Can Red Bull catch up?
Right now, that’s exactly what Red Bull need. They have started the season in a kind of no-man’s land – not as quick as pace-setters Mercedes and Ferrari but miles ahead of everyone else.
The mixed conditions of China brought them into play close to the front, but that is going to be the exception rather than the norm until the car can be improved.
Red Bull say they are confident chassis improvements along with engine upgrades due over the next few races can bring them closer, but Verstappen is not getting his hopes up.
“I am going to take the approach of just wait and see when the parts come to the car,” he says. “I am a realistic person. I don’t like to be dreaming and hoping half a second here and 0.6secs here.”
At his age, Verstappen has time on his hands. And his long-term ambition is clear. Not just one world title, but “as many as I can get”.
As soon as he has said it, though, the realism is back: “But it is not always in your hands.
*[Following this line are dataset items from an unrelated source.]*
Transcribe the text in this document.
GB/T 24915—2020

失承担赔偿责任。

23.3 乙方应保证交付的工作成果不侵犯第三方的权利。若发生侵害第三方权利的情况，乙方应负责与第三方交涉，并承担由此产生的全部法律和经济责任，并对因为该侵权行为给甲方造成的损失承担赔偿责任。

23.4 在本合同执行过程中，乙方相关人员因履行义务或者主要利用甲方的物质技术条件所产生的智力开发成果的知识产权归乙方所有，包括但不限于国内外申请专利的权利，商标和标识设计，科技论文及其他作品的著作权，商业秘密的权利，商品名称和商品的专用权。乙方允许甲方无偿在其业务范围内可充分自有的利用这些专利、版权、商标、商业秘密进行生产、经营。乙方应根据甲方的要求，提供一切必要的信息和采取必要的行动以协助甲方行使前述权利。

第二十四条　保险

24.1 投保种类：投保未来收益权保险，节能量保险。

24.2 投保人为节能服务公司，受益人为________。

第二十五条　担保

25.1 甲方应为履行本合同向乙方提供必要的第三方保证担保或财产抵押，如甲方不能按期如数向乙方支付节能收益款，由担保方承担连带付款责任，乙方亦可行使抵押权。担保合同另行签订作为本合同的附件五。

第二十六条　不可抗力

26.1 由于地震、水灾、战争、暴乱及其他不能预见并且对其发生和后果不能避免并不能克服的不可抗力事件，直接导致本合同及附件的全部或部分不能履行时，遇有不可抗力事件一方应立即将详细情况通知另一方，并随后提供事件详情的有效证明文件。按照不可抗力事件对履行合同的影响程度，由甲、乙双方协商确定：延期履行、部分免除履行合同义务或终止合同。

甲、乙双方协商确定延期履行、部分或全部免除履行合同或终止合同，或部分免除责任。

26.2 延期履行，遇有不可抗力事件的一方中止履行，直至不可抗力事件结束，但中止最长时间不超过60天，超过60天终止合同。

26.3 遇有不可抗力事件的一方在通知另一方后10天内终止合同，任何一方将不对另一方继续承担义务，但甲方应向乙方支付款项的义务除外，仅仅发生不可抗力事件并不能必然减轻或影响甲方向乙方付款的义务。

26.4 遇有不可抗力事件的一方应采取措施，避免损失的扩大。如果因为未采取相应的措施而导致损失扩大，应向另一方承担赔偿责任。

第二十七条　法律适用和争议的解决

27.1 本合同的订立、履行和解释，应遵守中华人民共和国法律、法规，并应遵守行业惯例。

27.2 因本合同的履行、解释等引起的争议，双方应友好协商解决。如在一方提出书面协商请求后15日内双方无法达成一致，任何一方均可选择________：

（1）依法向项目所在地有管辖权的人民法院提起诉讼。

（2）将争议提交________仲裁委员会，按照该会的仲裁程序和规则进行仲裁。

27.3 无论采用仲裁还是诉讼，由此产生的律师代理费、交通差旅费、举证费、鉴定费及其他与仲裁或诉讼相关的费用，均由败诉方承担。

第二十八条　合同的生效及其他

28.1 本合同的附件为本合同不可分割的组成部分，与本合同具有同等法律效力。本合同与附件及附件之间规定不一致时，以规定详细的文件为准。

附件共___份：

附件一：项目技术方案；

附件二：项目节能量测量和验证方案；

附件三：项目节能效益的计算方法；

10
You need to be in the right team at the right time and hope they keep up as well.
“As long as you try to be the best you can, the fittest you are, that’s also already a great achievement.
“At the end of my career if I didn’t win a championship but I was still very competitive and was always up there and tried to extract the best out of myself, I can be happy with that as well.”
And he does admit that his ambition is to be the main man in F1.
“Of course that’s the target. But it is really involved with how good the car is – I am 100% sure that if I had the same car as Lewis and Seb for sure I would be challenging them really hard.
“You have to believe in yourself. With the results I have had, or in the wet, or even in the dry, some races with a car that is not as good, to be able to be that close or reality fight for it, I am 100% sure if I had the same car, I can do it.”